In a press release published this Friday and notably relayed by TF1 Info, Yaël Braun-Pivet deplored the “sad spectacle given to the French”recalling that “Invectives and altercations have no place in the hemicycle”. And to emphasize that “attempts at pressure or intimidation” of certain parliamentarians – from the LFI group, which she does not name – are “unacceptable and unworthy of a democracy”.
Threats behind the invective
Around 10 p.m. Thursday evening, while the left accused the presidential camp of preventing with a flood of amendments any debate on the repeal of the pension reform, included in the program of the parliamentary niche of La France insoumise – which lasted until 'at midnight – MoDem deputy Nicolas Turquois attacked his socialist colleague, Mickaël Bouloux.
The first complained to the second of receiving threats involving his family for opposing the repeal of the pension reform. What he subsequently confirmed to our colleagues at France Bleu Poitou. “They are people from your village!”would have launched Nicolas Turquois, according to Le Figaroaggressively approaching the elected PS of Ille-et-Vilaine.
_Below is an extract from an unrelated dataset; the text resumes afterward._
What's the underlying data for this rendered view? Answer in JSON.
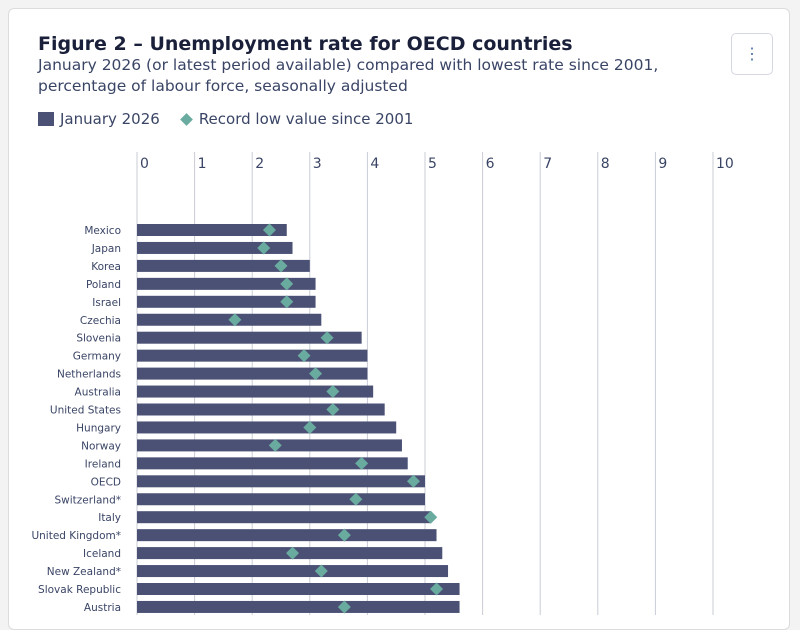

Parliamentarians, including the president of the MoDem group in the Hemicycle, Marc Fesneau, then intervened to separate them. LFI deputy Antoine Léaument, who asked Nicolas Turquois to leave if he did not calm down, asserts that the elected official then directed his anger at him, before being evacuated by bailiffs.
A “possible sanction” against the MoDem deputy
Condemning in his press release “anything which contributes to maintaining a deleterious climate in the hemicycle and in the public debate, in particular the photo montages, the lists throwing the deputies to pasture on social networks, the harassment exercised on some of them, even on their loved ones”Yaël Braun-Pivet wanted to indicate that a bureau would soon meet to decide on a “possible sanction” towards Nicolas Turquois, who has since apologized.